Sábado 09 de julio de 2011
Alfredo Pérez Rubalcaba será proclamado hoy sábado candidato socialista para las próximas elecciones generales. Ese será su rol principal a partir de ahora. Atrás quedan los de ministro del Interior, vicepresidente del Gobierno y portavoz, cargos de los que dimitió ayer viernes. Poco o nada de lo que sucede en el Ejecutivo presidido por José Luis Rodríguez Zapatero guarda mucha relación con parámetros razonables, y la dimisión de Rubalcaba no iba a ser una excepción. El propio candidato reconocía que su decisión de abandonar el Gobierno era conocida por Moncloa desde finales de mayo. Tiempo suficiente para haberle buscado sustituto o sustitutos rapidamente que le permitiesen llevar a cabo su labor de candidato sin descuidar sus obligaciones de gabinete.
Obligaciones que han sido claramente desatendidas.
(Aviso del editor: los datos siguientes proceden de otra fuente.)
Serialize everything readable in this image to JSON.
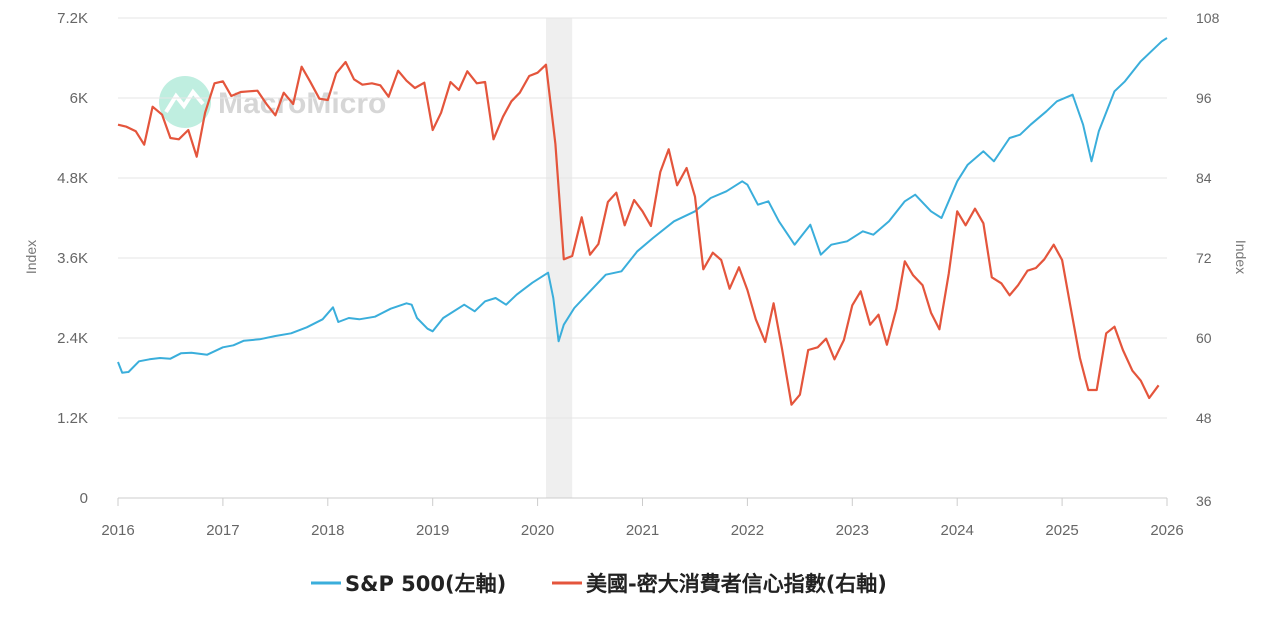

La dejación de funciones ha sido patente en temas tan relevantes como las concentraciones ilegales del 15-M, los disturbios provocados en las inmediaciones de parlamentos autonómicos y consistorios y su reacción antisistema en los desahucios de viviendas. El denominador común en todos los casos citados ha consistido en faltar a uno de sus deberes principales: hacer cumplir la ley. En algún caso, ignorando incluso resoluciones del Supremo. Parece innecesario subrayar la enorme gravedad de una dejación de tal naturaleza. Tampoco ha ejercido de forma adecuada ni como vicepresidente ni como portavoz. Y nada de esto era preciso. Las aspiraciones del señor Rubalcaba son muy legítimas, pero no a costa de acaparar cargos en detrimento de la gobernabilidad de un país. De hecho, seguirá en esos cargos de modo provisional hasta que se designe quien le reemplace. Una prueba más de la provisionalidad que caracteriza la ejecutoria del Gobierno.